Mais pour la majorité des coureurs qui s’entraînent pour des courses d’été ou simplement pour garder la forme? Courir au grand froid n’est probablement pas la meilleure idée.
Il y a un seuil de température où les risques dépassent les bénéfices.
Ce seuil varie selon les personnes, mais pour beaucoup, il se situe autour de -20°C à -25°C. En dessous, les dangers pour la santé deviennent significatifs.
Les alternatives au grand froid
Heureusement, il existe des options.
Attendre que la température change. Souvent, la température se réchauffe en après-midi. Ou bien, au Québec, il est rare que ces températures froides durent plusieurs jours. Attendre une journée ou deux.
On peut se donner la permission de prendre une journée de repos. L’entraînement, c’est aussi l’intelligence de savoir quand ne pas forcer.

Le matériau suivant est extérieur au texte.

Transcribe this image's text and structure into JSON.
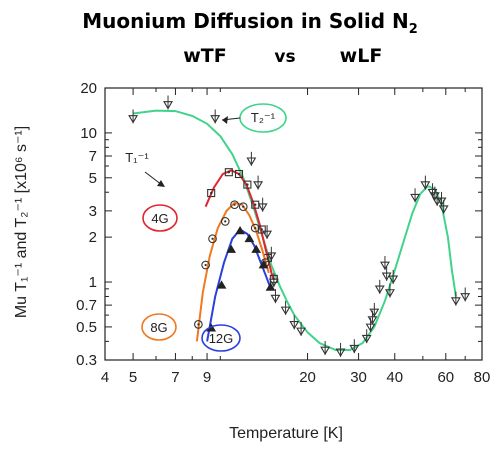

Raccourcir la sortie. Au lieu d’une heure, faire 30 minutes. Limiter l’exposition tout en maintenant une certaine activité.
En résumé : écouter son corps et la météo
Le grand froid au Québec, c’est une réalité. Impossible de l’éviter complètement. Mais il est possible de choisir ses batailles.
Si le thermomètre descend sous -25°C, il n’y a aucune honte à rester à l’intérieur. Ce n’est pas de la faiblesse. C’est du bon sens.
L’hiver québécois est froid. Une blessure en janvier à cause du grand froid compromet toute la saison. Il vaut mieux s’adapter intelligemment que de s’entêter par orgueil.
Les coureurs du Yukon Arctic Ultra s’entraînent au grand froid parce qu’ils n’ont pas le choix. C’est leur objectif, leur défi. Mais pour le reste des coureurs, s’entraîner au grand froid n’est pas une obligation. C’est une option. Et parfois, la meilleure option, c’est de dire non.
L’hiver va passer. Le printemps va revenir. Les sentiers vont dégeler. Et ceux qui arrivent en avril en santé et en forme plutôt que blessés ou épuisés auront fait le bon choix.